Lyons v. City of Pittsburgh, 137 Pa. Commw. 330, 586 A.2d 469, appeal denied, 527 Pa. 670, 593 A.2d 845 (1991) (footnotes omitted). In Lyons, the issue before this Court was whether a Pittsburgh council member who was elected in an at-large election before the amendment could remain in office after the effective date of the amendment when a new city council was elected by districts.
Section 219 of the Law, 53 Pa.S. § 1-219, sets forth what constitutes a change in the "form of government":
For purposes of this act . . . each of said optional forms as modified by any available provisions concerning size of council, election of municipal officials, the basis for electing councilmen, is hereby declared to be a complete and separate form of government provided by the legislature for submission to the voters of the municipality. (Emphasis added).
Section 102 of the Law, as amended, 53 P. S. § 1-102, defines "optional forms" as a "general description including both home rule charters and optional plans." Since the 1990 amendment to the Charter changed the basis of electing council members, the amendment constitutes a change in the form of government under Section 219.

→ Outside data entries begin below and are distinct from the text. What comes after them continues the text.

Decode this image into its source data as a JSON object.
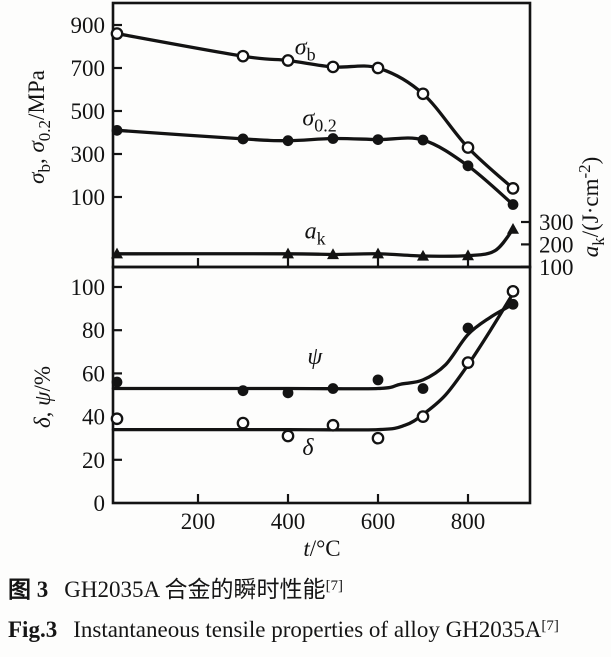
{
  "figure": {
    "captions": {
      "zh": {
        "label": "图 3",
        "text": "GH2035A 合金的瞬时性能",
        "ref": "[7]"
      },
      "en": {
        "label": "Fig.3",
        "text": "Instantaneous tensile properties of alloy GH2035A",
        "ref": "[7]"
      }
    }
  },
  "chart_data": {
    "type": "line",
    "title": "",
    "x_axis": {
      "label": "t/°C",
      "label_segments": [
        {
          "text": "t",
          "italic": true
        },
        {
          "text": "/°C"
        }
      ],
      "ticks": [
        200,
        400,
        600,
        800
      ],
      "range": [
        10,
        938
      ]
    },
    "panels": [
      {
        "id": "strength",
        "left_axis": {
          "label": "σb, σ0.2/MPa",
          "label_segments": [
            {
              "text": "σ",
              "italic": true
            },
            {
              "text": "b",
              "sub": true
            },
            {
              "text": ", "
            },
            {
              "text": "σ",
              "italic": true
            },
            {
              "text": "0.2",
              "sub": true
            },
            {
              "text": "/MPa"
            }
          ],
          "ticks": [
            900,
            700,
            500,
            300,
            100
          ],
          "range": [
            0,
            1000
          ]
        },
        "right_axis": {
          "label": "ak/(J·cm-2)",
          "label_segments": [
            {
              "text": "a",
              "italic": true
            },
            {
              "text": "k",
              "sub": true
            },
            {
              "text": "/(J·cm"
            },
            {
              "text": "-2",
              "sup": true
            },
            {
              "text": ")"
            }
          ],
          "ticks": [
            300,
            200,
            100
          ],
          "range": [
            0,
            400
          ]
        },
        "series": [
          {
            "id": "sigma-b",
            "name": "σb",
            "axis": "left",
            "marker": "circle-open",
            "label_segments": [
              {
                "text": "σ",
                "italic": true
              },
              {
                "text": "b",
                "sub": true
              }
            ],
            "label_pos": [
              415,
              800
            ],
            "points": [
              [
                20,
                860
              ],
              [
                300,
                755
              ],
              [
                400,
                735
              ],
              [
                500,
                705
              ],
              [
                600,
                700
              ],
              [
                700,
                580
              ],
              [
                800,
                330
              ],
              [
                900,
                140
              ]
            ]
          },
          {
            "id": "sigma-0-2",
            "name": "σ0.2",
            "axis": "left",
            "marker": "circle-filled",
            "label_segments": [
              {
                "text": "σ",
                "italic": true
              },
              {
                "text": "0.2",
                "sub": true
              }
            ],
            "label_pos": [
              432,
              470
            ],
            "points": [
              [
                20,
                410
              ],
              [
                300,
                370
              ],
              [
                400,
                362
              ],
              [
                500,
                372
              ],
              [
                600,
                367
              ],
              [
                700,
                365
              ],
              [
                800,
                245
              ],
              [
                900,
                65
              ]
            ]
          },
          {
            "id": "a-k",
            "name": "ak",
            "axis": "right",
            "marker": "triangle-filled",
            "label_segments": [
              {
                "text": "a",
                "italic": true
              },
              {
                "text": "k",
                "sub": true
              }
            ],
            "label_pos": [
              437,
              262
            ],
            "points": [
              [
                20,
                158
              ],
              [
                400,
                158
              ],
              [
                500,
                155
              ],
              [
                600,
                158
              ],
              [
                700,
                148
              ],
              [
                800,
                150
              ],
              [
                900,
                268
              ]
            ],
            "curve": [
              [
                20,
                158
              ],
              [
                400,
                158
              ],
              [
                500,
                155
              ],
              [
                600,
                158
              ],
              [
                700,
                148
              ],
              [
                800,
                150
              ],
              [
                860,
                172
              ],
              [
                900,
                268
              ]
            ]
          }
        ]
      },
      {
        "id": "ductility",
        "left_axis": {
          "label": "δ, ψ/%",
          "label_segments": [
            {
              "text": "δ",
              "italic": true
            },
            {
              "text": ", "
            },
            {
              "text": "ψ",
              "italic": true
            },
            {
              "text": "/%"
            }
          ],
          "ticks": [
            100,
            80,
            60,
            40,
            20,
            0
          ],
          "range": [
            0,
            109
          ]
        },
        "series": [
          {
            "id": "psi",
            "name": "ψ",
            "axis": "left",
            "marker": "circle-filled",
            "label_segments": [
              {
                "text": "ψ",
                "italic": true
              }
            ],
            "label_pos": [
              443,
              68
            ],
            "points": [
              [
                20,
                56
              ],
              [
                300,
                52
              ],
              [
                400,
                51
              ],
              [
                500,
                53
              ],
              [
                600,
                57
              ],
              [
                700,
                53
              ],
              [
                800,
                81
              ],
              [
                900,
                92
              ]
            ],
            "curve": [
              [
                12,
                53
              ],
              [
                400,
                53
              ],
              [
                600,
                53
              ],
              [
                650,
                55
              ],
              [
                700,
                57
              ],
              [
                750,
                64
              ],
              [
                800,
                78
              ],
              [
                850,
                86
              ],
              [
                900,
                92
              ]
            ]
          },
          {
            "id": "delta",
            "name": "δ",
            "axis": "left",
            "marker": "circle-open",
            "label_segments": [
              {
                "text": "δ",
                "italic": true
              }
            ],
            "label_pos": [
              432,
              26
            ],
            "points": [
              [
                20,
                39
              ],
              [
                300,
                37
              ],
              [
                400,
                31
              ],
              [
                500,
                36
              ],
              [
                600,
                30
              ],
              [
                700,
                40
              ],
              [
                800,
                65
              ],
              [
                900,
                98
              ]
            ],
            "curve": [
              [
                12,
                34
              ],
              [
                400,
                34
              ],
              [
                600,
                34
              ],
              [
                660,
                36
              ],
              [
                700,
                41
              ],
              [
                750,
                50
              ],
              [
                800,
                64
              ],
              [
                850,
                80
              ],
              [
                900,
                97
              ]
            ]
          }
        ]
      }
    ]
  }
}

This Court reached a similar conclusion in Borough of Warren v. County Board of Elections, 59 Pa. Commw. 137, 425 A.2d 1113 (1981). In Borough of Warren, this Court held that a proposed change affecting the size of council and the method of electing council members was a change in the form of government under Section 219. In McCaskey, this Court again interpreted Section 219 and held that a ballot question which proposed changing the method of selecting a township manager/secretary from election to appointment was a change in the form of government subject to the five-year waiting period set forth in Section 218. In so holding, this Court stated that even procedural and technical changes in the selection process of a government official constituted changes in the form of government.

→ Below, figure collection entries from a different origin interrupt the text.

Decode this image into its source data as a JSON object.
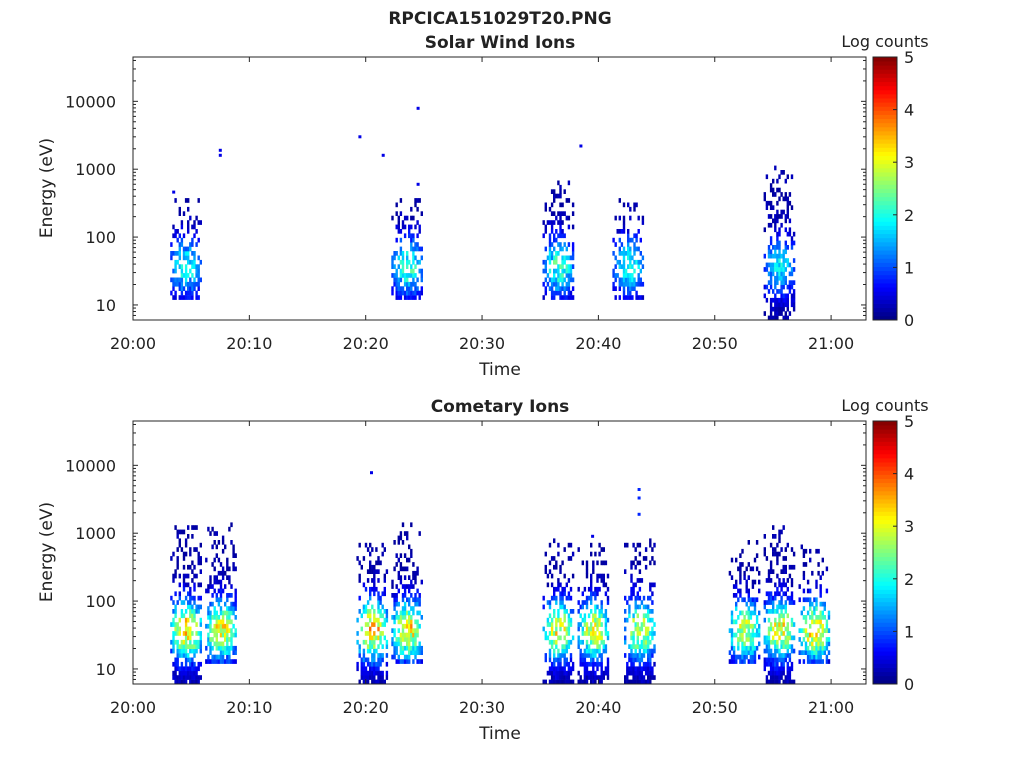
{
  "figure": {
    "title": "RPCICA151029T20.PNG"
  },
  "colorbar": {
    "title": "Log counts",
    "ticks": [
      "0",
      "1",
      "2",
      "3",
      "4",
      "5"
    ],
    "range": [
      0,
      5
    ],
    "colormap": "jet"
  },
  "chart_data": [
    {
      "type": "heatmap",
      "title": "Solar Wind Ions",
      "xlabel": "Time",
      "ylabel": "Energy (eV)",
      "xlim": [
        "20:00",
        "21:03"
      ],
      "ylim": [
        6,
        45000
      ],
      "yscale": "log",
      "x_ticks": [
        "20:00",
        "20:10",
        "20:20",
        "20:30",
        "20:40",
        "20:50",
        "21:00"
      ],
      "y_ticks": [
        "10",
        "100",
        "1000",
        "10000"
      ],
      "colorbar_title": "Log counts",
      "bursts": [
        {
          "start": "20:03",
          "end": "20:05",
          "energy_range": [
            12,
            330
          ],
          "peak_log_counts": 1.8
        },
        {
          "start": "20:22",
          "end": "20:24",
          "energy_range": [
            12,
            330
          ],
          "peak_log_counts": 2.0
        },
        {
          "start": "20:35",
          "end": "20:37",
          "energy_range": [
            12,
            600
          ],
          "peak_log_counts": 2.0
        },
        {
          "start": "20:41",
          "end": "20:43",
          "energy_range": [
            12,
            330
          ],
          "peak_log_counts": 1.8
        },
        {
          "start": "20:54",
          "end": "20:56",
          "energy_range": [
            6,
            1000
          ],
          "peak_log_counts": 1.6
        }
      ],
      "isolated_points": [
        {
          "time": "20:03",
          "energy": 460,
          "log_counts": 0.5
        },
        {
          "time": "20:07",
          "energy": 1600,
          "log_counts": 0.5
        },
        {
          "time": "20:07",
          "energy": 1900,
          "log_counts": 0.5
        },
        {
          "time": "20:19",
          "energy": 3000,
          "log_counts": 0.5
        },
        {
          "time": "20:21",
          "energy": 1600,
          "log_counts": 0.5
        },
        {
          "time": "20:24",
          "energy": 600,
          "log_counts": 0.5
        },
        {
          "time": "20:24",
          "energy": 7900,
          "log_counts": 0.5
        },
        {
          "time": "20:38",
          "energy": 2200,
          "log_counts": 0.5
        }
      ]
    },
    {
      "type": "heatmap",
      "title": "Cometary Ions",
      "xlabel": "Time",
      "ylabel": "Energy (eV)",
      "xlim": [
        "20:00",
        "21:03"
      ],
      "ylim": [
        6,
        45000
      ],
      "yscale": "log",
      "x_ticks": [
        "20:00",
        "20:10",
        "20:20",
        "20:30",
        "20:40",
        "20:50",
        "21:00"
      ],
      "y_ticks": [
        "10",
        "100",
        "1000",
        "10000"
      ],
      "colorbar_title": "Log counts",
      "bursts": [
        {
          "start": "20:03",
          "end": "20:05",
          "energy_range": [
            6,
            1400
          ],
          "peak_log_counts": 3.2
        },
        {
          "start": "20:06",
          "end": "20:08",
          "energy_range": [
            12,
            1300
          ],
          "peak_log_counts": 3.0
        },
        {
          "start": "20:19",
          "end": "20:21",
          "energy_range": [
            6,
            700
          ],
          "peak_log_counts": 3.3
        },
        {
          "start": "20:22",
          "end": "20:24",
          "energy_range": [
            12,
            1300
          ],
          "peak_log_counts": 3.1
        },
        {
          "start": "20:35",
          "end": "20:37",
          "energy_range": [
            6,
            800
          ],
          "peak_log_counts": 2.9
        },
        {
          "start": "20:38",
          "end": "20:40",
          "energy_range": [
            6,
            700
          ],
          "peak_log_counts": 2.9
        },
        {
          "start": "20:42",
          "end": "20:44",
          "energy_range": [
            6,
            900
          ],
          "peak_log_counts": 2.8
        },
        {
          "start": "20:51",
          "end": "20:53",
          "energy_range": [
            12,
            700
          ],
          "peak_log_counts": 2.7
        },
        {
          "start": "20:54",
          "end": "20:56",
          "energy_range": [
            6,
            1300
          ],
          "peak_log_counts": 3.0
        },
        {
          "start": "20:57",
          "end": "20:59",
          "energy_range": [
            12,
            600
          ],
          "peak_log_counts": 3.2
        }
      ],
      "isolated_points": [
        {
          "time": "20:20",
          "energy": 7800,
          "log_counts": 0.5
        },
        {
          "time": "20:43",
          "energy": 4400,
          "log_counts": 0.8
        },
        {
          "time": "20:43",
          "energy": 3300,
          "log_counts": 0.8
        },
        {
          "time": "20:43",
          "energy": 1900,
          "log_counts": 0.8
        },
        {
          "time": "20:39",
          "energy": 900,
          "log_counts": 0.5
        }
      ]
    }
  ]
}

In McCaskey, this Court noted that the legislative intent underlying the five-year waiting period was to ensure a reasonable testing period for citizens to give a particular type of government a fair chance to succeed before capriciously rejecting it in search of an ostensibly more attractive alternative. In the matter sub judice, the intent of the legislature would be better served by allowing the citizens of Pittsburgh a reasonable period of time to test the form of government created by the 1990 amendment before voting on some other alternative to the present system. Accordingly, the order of the trial court is affirmed.
ORDER
AND NOW, this 28th day of July, 1993, the order of the Court of Common Pleas of Allegheny County is affirmed.
PELLEGRINI, J., did not participate in the decision in this case.